- 30°05′55″N 94°45′45″W﻿ / ﻿30.0986°N 94.7625°W
- Location: Liberty County, Texas, United States
- Established: 1977

Other information
- Director: Texas State Library and Archives Commission

= Sam Houston Regional Library and Research Center =

Library in Liberty County, Texas

The Sam Houston Regional Library and Research Center is located in unincorporated Liberty County, Texas. The 17600 sqft facility is located 3 mi north of Liberty, 200 mi east of Downtown Austin and 41 mi northeast of Downtown Houston. It is owned and operated by the Texas State Library and Archives Commission and contains local government records, publications, manuscripts, newspapers, maps, artifacts, and photographs documenting the history of the Atascosito region of Southeast Texas, comprising ten counties: Chambers, Hardin, Jasper, Jefferson, Liberty, Newton, Orange, Polk, San Jacinto, and Tyler. Visitors may access the collections for genealogical and historical research through the research library. In 2018, the center's museum re-opened after extensive renovations. It features the exhibit, Atascosito: The History of Southeast Texas, chronicling the region's past through dynamic displays of artifacts, photographs, maps, and historical documents. The museum showcases the developments of the area, including its river economy, timber industry, rice agriculture, and expansive oil fields, while also sharing stories of the thousands of years of growth and movement of people through what has become the 10-county region. The campus also includes the Jean and Price Daniel Home and Archives, which preserves and displays the library, archives, furniture, and mementos documenting the Daniels' lives and years of public service, including his time as governor. It was patterned after the Greek Revival style Texas Governor's Mansion.

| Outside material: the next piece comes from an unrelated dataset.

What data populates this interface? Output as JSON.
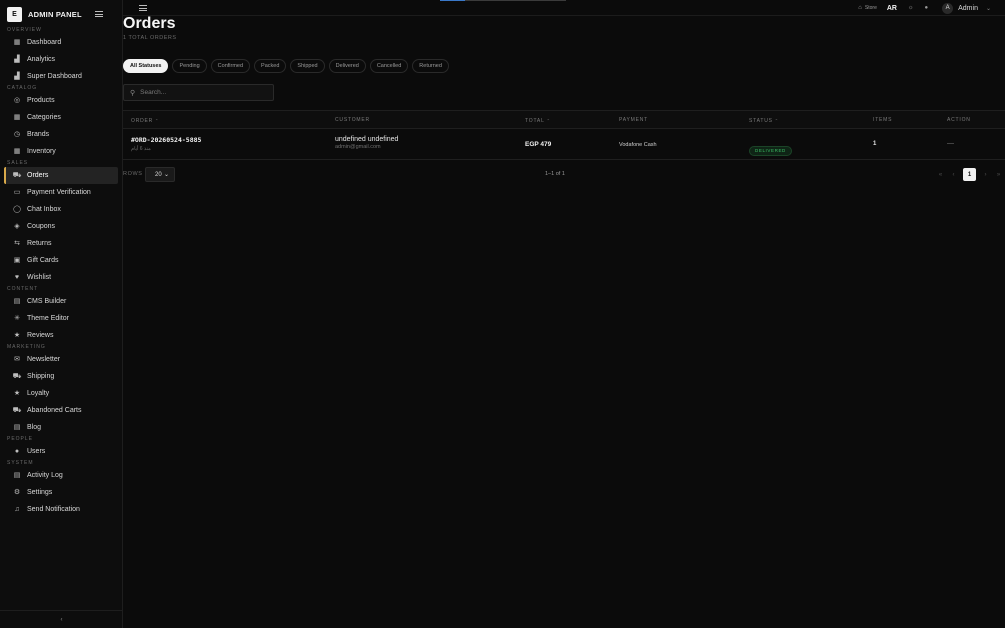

The Center features four additional historic buildings that have been relocated to the grounds: the Gillard-Duncan House (1848), built by Dr. Edward J. and Emma DeBlanc Gillard, is one of the oldest extant homes in Southeast Texas; the Norman House (ca. 1883) features exhibits in a historical house setting; St. Stephen's Episcopal Church (1898) served as a place of worship for nearly a century; and the Hull-Daisetta Rotary Building (ca. 1930), built by the Rotary Club of Hull-Daisetta, is one of the first and only buildings constructed and owned by a Rotary club. As of the fall of 2023, tours of the Hull-Daisetta Rotary Building are self-guided and do not require an appointment. Tours of the other buildings are available only by appointment. As of 2023, the Center recommended booking tours at least two weeks in advance, with tours with less notice accommodated based on staff availability.

==History==
Governor and Mrs. Price Daniel donated 114 acre of land for the purpose of establishing a library on September 27, 1973. Construction began in the fall of 1975; by then $700,000 had been raised through private donations. The library opened on May 14, 1977. The library commission selected the Liberty area as the site of its archive because Liberty County is the site of Atascocito, a former Spanish outpost that became the seat of government of a ten-county area that formed in 1826; the settlement's name changed to Liberty in 1831. The counties were all or partially within the Atascosito-Liberty District.